All Welcome to First Parish Juneteenth Observance on Sunday

June 12, 2024
Observing Juneteenth 2022 on Bedford Common ~ Image JMcCT

For more than five years, First Parish in Bedford has observed Juneteenth with a small ceremony on the front steps of the church. This year, the event will take place at 10:30 a.m. on Sunday, June 16. 

Although not on the actual Juneteenth, the organizers hope the Sunday date will allow more people to participate.

This year, the observance will begin with brief reflections by the Rev. Jamie Hinson-Rieger and town historian Sharon McDonald. Later, the group will walk to the Old Burying Ground to lay flowers on the graves in the African Reservation, where Bedford’s Black residents are buried. 

McDonald will talk about the three formerly enslaved men whose graves are marked with a plaque in the Old Burying Ground. She will also speak more about slavery in general in Bedford.

She said, “In reading Town records, I found the names of 30 enslaved people who lived here, most of whom are probably buried there in the ‘African Reservation’ in unmarked graves. No doubt there are more whose names I do not know.”

Following the ceremony at the Old Burying Ground, everyone is invited back to the First Parish Common room for light refreshments and music by Dean Groves. 

How did the First Parish observance begin?

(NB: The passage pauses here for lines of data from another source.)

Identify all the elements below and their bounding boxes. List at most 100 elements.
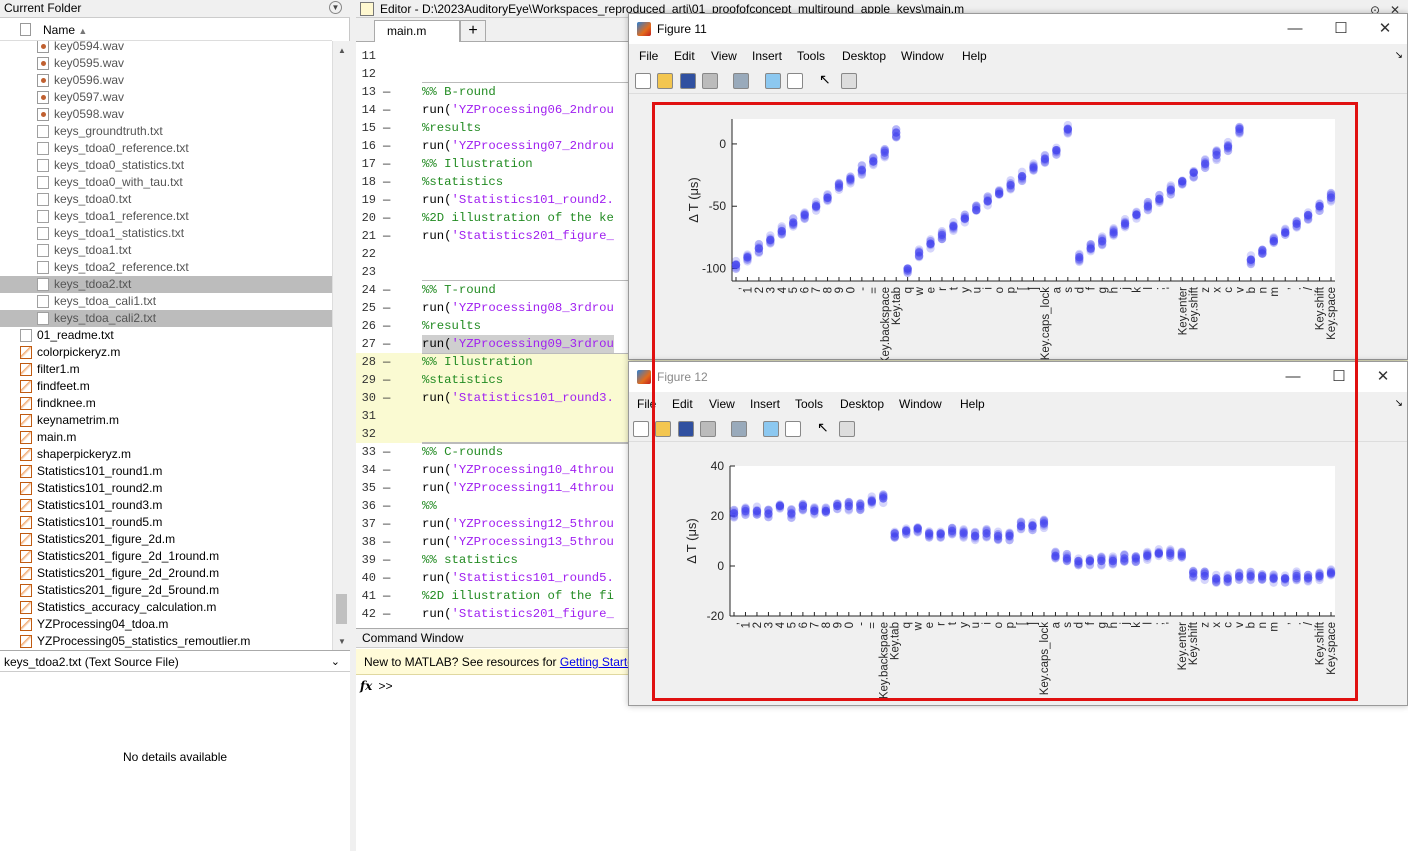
minimize-button[interactable]: — xyxy=(1273,14,1317,44)
file-list-item[interactable]: keys_groundtruth.txt xyxy=(0,123,332,140)
file-list-item[interactable]: Statistics201_figure_2d_5round.m xyxy=(0,582,332,599)
file-list-item[interactable]: keys_tdoa0_reference.txt xyxy=(0,140,332,157)
close-button[interactable]: ✕ xyxy=(1361,362,1405,392)
breakpoint-marker[interactable]: — xyxy=(383,209,390,227)
breakpoint-marker[interactable]: — xyxy=(383,479,390,497)
breakpoint-marker[interactable]: — xyxy=(383,191,390,209)
file-list-item[interactable]: Statistics101_round2.m xyxy=(0,480,332,497)
breakpoint-marker[interactable]: — xyxy=(383,281,390,299)
breakpoint-marker[interactable]: — xyxy=(383,569,390,587)
breakpoint-marker[interactable]: — xyxy=(383,551,390,569)
menu-file[interactable]: File xyxy=(639,44,658,68)
breakpoint-marker[interactable]: — xyxy=(383,83,390,101)
breakpoint-marker[interactable]: — xyxy=(383,317,390,335)
breakpoint-marker[interactable]: — xyxy=(383,533,390,551)
save-icon[interactable] xyxy=(680,73,696,89)
menu-window[interactable]: Window xyxy=(901,44,944,68)
menu-view[interactable]: View xyxy=(711,44,737,68)
breakpoint-marker[interactable]: — xyxy=(383,587,390,605)
breakpoint-marker[interactable]: — xyxy=(383,389,390,407)
breakpoint-marker[interactable]: — xyxy=(383,299,390,317)
print-icon[interactable] xyxy=(702,73,718,89)
figure-11-titlebar[interactable]: Figure 11 — ☐ ✕ xyxy=(629,14,1407,44)
breakpoint-marker[interactable]: — xyxy=(383,155,390,173)
file-list-item[interactable]: key0598.wav xyxy=(0,106,332,123)
file-list-item[interactable]: keys_tdoa1_statistics.txt xyxy=(0,225,332,242)
maximize-button[interactable]: ☐ xyxy=(1319,14,1363,44)
file-list-item[interactable]: YZProcessing04_tdoa.m xyxy=(0,616,332,633)
file-list-item[interactable]: keys_tdoa2.txt xyxy=(0,276,332,293)
file-list-item[interactable]: keys_tdoa_cali2.txt xyxy=(0,310,332,327)
breakpoint-marker[interactable]: — xyxy=(383,371,390,389)
file-list-item[interactable]: key0596.wav xyxy=(0,72,332,89)
breakpoint-marker[interactable]: — xyxy=(383,101,390,119)
breakpoint-marker[interactable]: — xyxy=(383,137,390,155)
scroll-down-icon[interactable]: ▼ xyxy=(338,637,346,646)
file-list-item[interactable]: findfeet.m xyxy=(0,378,332,395)
file-list-item[interactable]: keys_tdoa2_reference.txt xyxy=(0,259,332,276)
scroll-up-icon[interactable]: ▲ xyxy=(338,46,346,55)
breakpoint-marker[interactable]: — xyxy=(383,335,390,353)
file-list[interactable]: key0594.wav key0595.wav key0596.wav key0597… xyxy=(0,41,332,650)
breakpoint-marker[interactable]: — xyxy=(383,119,390,137)
file-list-item[interactable]: Statistics_accuracy_calculation.m xyxy=(0,599,332,616)
menu-help[interactable]: Help xyxy=(962,44,987,68)
close-button[interactable]: ✕ xyxy=(1363,14,1407,44)
name-column-header[interactable]: Name ▲ xyxy=(43,23,87,37)
file-list-item[interactable]: main.m xyxy=(0,429,332,446)
breakpoint-marker[interactable]: — xyxy=(383,227,390,245)
file-list-item[interactable]: Statistics101_round3.m xyxy=(0,497,332,514)
file-list-item[interactable]: keys_tdoa0_with_tau.txt xyxy=(0,174,332,191)
file-list-item[interactable]: keys_tdoa1.txt xyxy=(0,242,332,259)
file-list-item[interactable]: keys_tdoa0.txt xyxy=(0,191,332,208)
breakpoint-marker[interactable]: — xyxy=(383,353,390,371)
file-list-item[interactable]: colorpickeryz.m xyxy=(0,344,332,361)
legend-icon[interactable] xyxy=(787,73,803,89)
file-list-scrollbar[interactable]: ▲ ▼ xyxy=(332,41,350,650)
file-list-item[interactable]: keynametrim.m xyxy=(0,412,332,429)
file-list-item[interactable]: filter1.m xyxy=(0,361,332,378)
command-prompt[interactable]: fx >> xyxy=(360,679,393,694)
panel-actions-icon[interactable]: ▼ xyxy=(329,1,342,14)
menu-desktop[interactable]: Desktop xyxy=(842,44,886,68)
file-list-item[interactable]: key0597.wav xyxy=(0,89,332,106)
file-list-item[interactable]: keys_tdoa0_statistics.txt xyxy=(0,157,332,174)
menu-edit[interactable]: Edit xyxy=(674,44,695,68)
property-inspector-icon[interactable] xyxy=(841,73,857,89)
file-list-item[interactable]: keys_tdoa1_reference.txt xyxy=(0,208,332,225)
new-figure-icon[interactable] xyxy=(635,73,651,89)
breakpoint-marker[interactable]: — xyxy=(383,605,390,623)
file-list-item[interactable]: Statistics201_figure_2d.m xyxy=(0,531,332,548)
scroll-thumb[interactable] xyxy=(336,594,347,624)
colorbar-icon[interactable] xyxy=(765,73,781,89)
dock-arrow-icon[interactable]: ↘ xyxy=(1395,398,1403,409)
breakpoint-marker[interactable]: — xyxy=(383,461,390,479)
file-list-item[interactable]: key0594.wav xyxy=(0,41,332,55)
file-list-item[interactable]: 01_readme.txt xyxy=(0,327,332,344)
file-list-item[interactable]: Statistics201_figure_2d_2round.m xyxy=(0,565,332,582)
menu-tools[interactable]: Tools xyxy=(797,44,825,68)
link-plot-icon[interactable] xyxy=(733,73,749,89)
file-list-item[interactable]: key0595.wav xyxy=(0,55,332,72)
file-list-item[interactable]: findknee.m xyxy=(0,395,332,412)
details-header[interactable]: keys_tdoa2.txt (Text Source File) ⌄ xyxy=(0,650,350,672)
breakpoint-marker[interactable]: — xyxy=(383,173,390,191)
file-list-item[interactable]: keys_tdoa_cali1.txt xyxy=(0,293,332,310)
breakpoint-marker[interactable]: — xyxy=(383,515,390,533)
dock-arrow-icon[interactable]: ↘ xyxy=(1395,50,1403,61)
file-list-item[interactable]: Statistics101_round1.m xyxy=(0,463,332,480)
function-browser-icon[interactable]: fx xyxy=(360,679,372,693)
breakpoint-marker[interactable]: — xyxy=(383,497,390,515)
file-list-item[interactable]: shaperpickeryz.m xyxy=(0,446,332,463)
file-list-header[interactable]: Name ▲ xyxy=(0,19,332,41)
add-tab-button[interactable]: + xyxy=(460,20,486,42)
chevron-down-icon[interactable]: ⌄ xyxy=(331,651,340,673)
menu-insert[interactable]: Insert xyxy=(752,44,782,68)
file-list-item[interactable]: Statistics201_figure_2d_1round.m xyxy=(0,548,332,565)
open-file-icon[interactable] xyxy=(657,73,673,89)
file-list-item[interactable]: Statistics101_round5.m xyxy=(0,514,332,531)
file-list-item[interactable]: YZProcessing05_statistics_remoutlier.m xyxy=(0,633,332,650)
new-figure-icon[interactable] xyxy=(633,421,649,437)
breakpoint-marker[interactable]: — xyxy=(383,443,390,461)
pointer-icon[interactable]: ↖ xyxy=(819,71,835,87)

Event organizer Dorothy Africa recounts that on Feb. 20, 2020, then-minister Rev. John Gibbons (now minister emeritus) gave a sermon about Nanne, a slave woman owned by the wife of Bedford’s first minister, Nicholas Bowes, who bequeathed Nanne to his wife when he died. 

“But who was Nanne?” Rev. Gibbons asked. Did she stay enslaved for her lifetime? Was she freed or sold? There is no further word of her existence.”

Based on this compelling sermon, the parishioners decided to install a plaque in the church in memory of Nanne. 

Dorothy Africa recalls, “Juneteenth came to larger national attention about the same time, so it seemed a good way to honor Nanne, and the others enslaved in Bedford prior to the Civil War. It is also a sobering reminder of the long term effects slavery has had, and continues to have, on American culture.”